Friday, November 7, 2008

Life is Actually Quite Complicated

In this excellent post, new blogger Mike Eslea (the Punk Psychologist) takes British newspapers to task for their sensationalist coverage of some new statistics about knife crime. For non-British readers, I should explain that knife crime is a hot button issue in this country at the moment, with the narrative that there's a "knife crime epidemic" in progress being widely accepted.

As Eslea explains, when the new crime statistics were released, all of the headlines talked of a "22% rise" in knife incidents. This sounds pretty dramatic, and straightforward - 22% more stabblings, oh no! But in fact the picture is much less clear - most of this rise was probably due to changes in the way such crimes are reported, and even defining knife crime is not as easy as it seems. He also notes that last year the Times managed to extract the headline "Knife Crime Doubles In Two Years", based on a report which found nothing of the sort, through careful cherry-picking of the statistics. You should read the whole of the post - it's enlightening (and if you don't, me and Eslea will stab you up.)
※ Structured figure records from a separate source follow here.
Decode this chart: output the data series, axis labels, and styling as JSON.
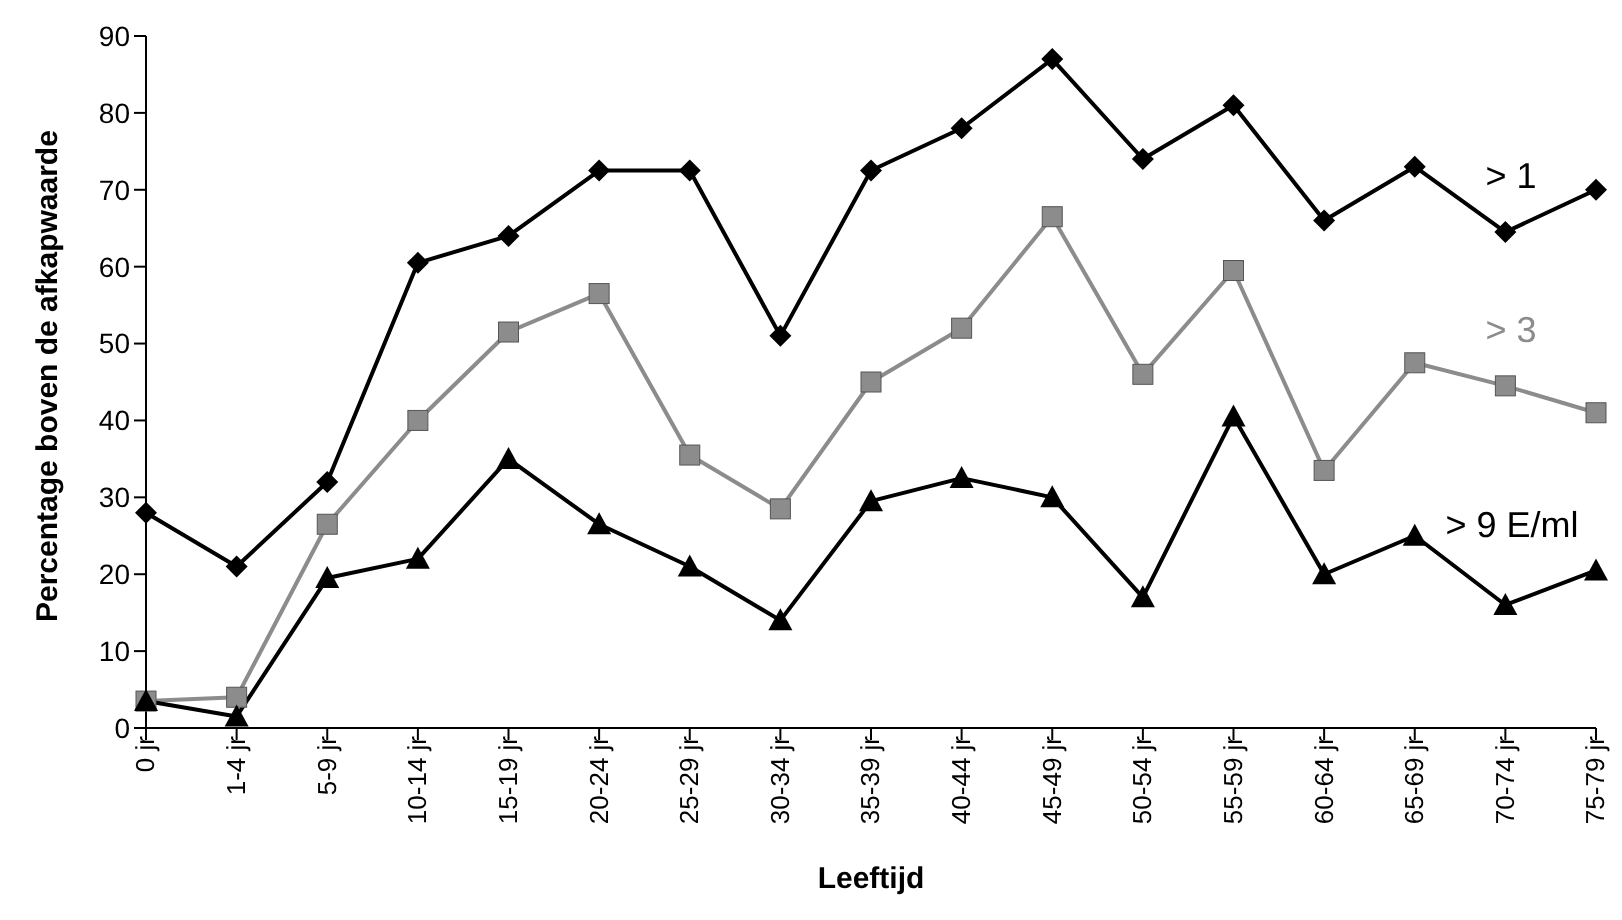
{
  "chart_data": {
    "type": "line",
    "xlabel": "Leeftijd",
    "ylabel": "Percentage boven de afkapwaarde",
    "categories": [
      "0 jr",
      "1-4 jr",
      "5-9 jr",
      "10-14 jr",
      "15-19 jr",
      "20-24 jr",
      "25-29 jr",
      "30-34 jr",
      "35-39 jr",
      "40-44 jr",
      "45-49 jr",
      "50-54 jr",
      "55-59 jr",
      "60-64 jr",
      "65-69 jr",
      "70-74 jr",
      "75-79 jr"
    ],
    "series": [
      {
        "name": "> 1",
        "color": "#000000",
        "marker": "diamond",
        "values": [
          28,
          21,
          32,
          60.5,
          64,
          72.5,
          72.5,
          51,
          72.5,
          78,
          87,
          74,
          81,
          66,
          73,
          64.5,
          70
        ]
      },
      {
        "name": "> 3",
        "color": "#8c8c8c",
        "marker": "square",
        "values": [
          3.5,
          4,
          26.5,
          40,
          51.5,
          56.5,
          35.5,
          28.5,
          45,
          52,
          66.5,
          46,
          59.5,
          33.5,
          47.5,
          44.5,
          41
        ]
      },
      {
        "name": "> 9 E/ml",
        "color": "#000000",
        "marker": "triangle",
        "values": [
          3.5,
          1.5,
          19.5,
          22,
          35,
          26.5,
          21,
          14,
          29.5,
          32.5,
          30,
          17,
          40.5,
          20,
          25,
          16,
          20.5
        ]
      }
    ],
    "ylim": [
      0,
      90
    ],
    "yticks": [
      0,
      10,
      20,
      30,
      40,
      50,
      60,
      70,
      80,
      90
    ],
    "grid": false,
    "legend": false
  }
}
Anyway, what's interesting is that this is just the kind of thing that we also see in much of science journalism. Ben Goldacre's excellent Bad Science is full of examples of the way in which the media mislead in their coverage of scientific and medical research. Reporting on violence, drugs, teenage pregnancy and other social sins often misleads for exactly the same reasons - i.e. statistics are cherry-picked to support the most dramatic conclusions, caveats and methodological weaknesses are ignored, and evidence which doesn't fit with the narrative are not reported on at all (in this case the narrative is "knife crime epidemic!" but we have also had "autism epidemic!", "diet determines health!" etc. etc.) Science, medicine, or crime, the numbers get spun in the same ways.

The basic problem, as I see it, is that people just don't like doubt. We want a clear story, even if the available evidence doesn't support any firm conclusions. Look at the Daily Mail's regular headlines about something causing or preventing cancer - any epidemiologist knows that establishing risk factors for cancer is a very difficult job, and there is a huge amount of uncertainty, and a lot of the research out there is crap. For the Mail, on the other hand, one small study constitutes proof. Until the next small study comes along and proves that what we thought cured cancer actually causes it, and vice versa. Experts despair at this, but they're in a minority.

This great BBC article accuses politicians of being unwilling to admit doubt about whether policies will work. To be fair to them, though, they're in an impossible position, because the public and the media demand certainty. We know that knife crime is skyrocketing and we want someone who knows how to stop it. By which I mean that most of us do. I don't - from what I've read about knife crime, nationwide it probably isn't rising, or maybe it is a bit, but in some parts of the country and among some communities it could be rising a lot, although even if it is, we have no idea why, and we don't have any proven ways of improving things... The point is that it's complicated. There's a lot of evidence to consider and most of it's flawed in one way or another. That's true for neuroscience, and it's also true for public policy.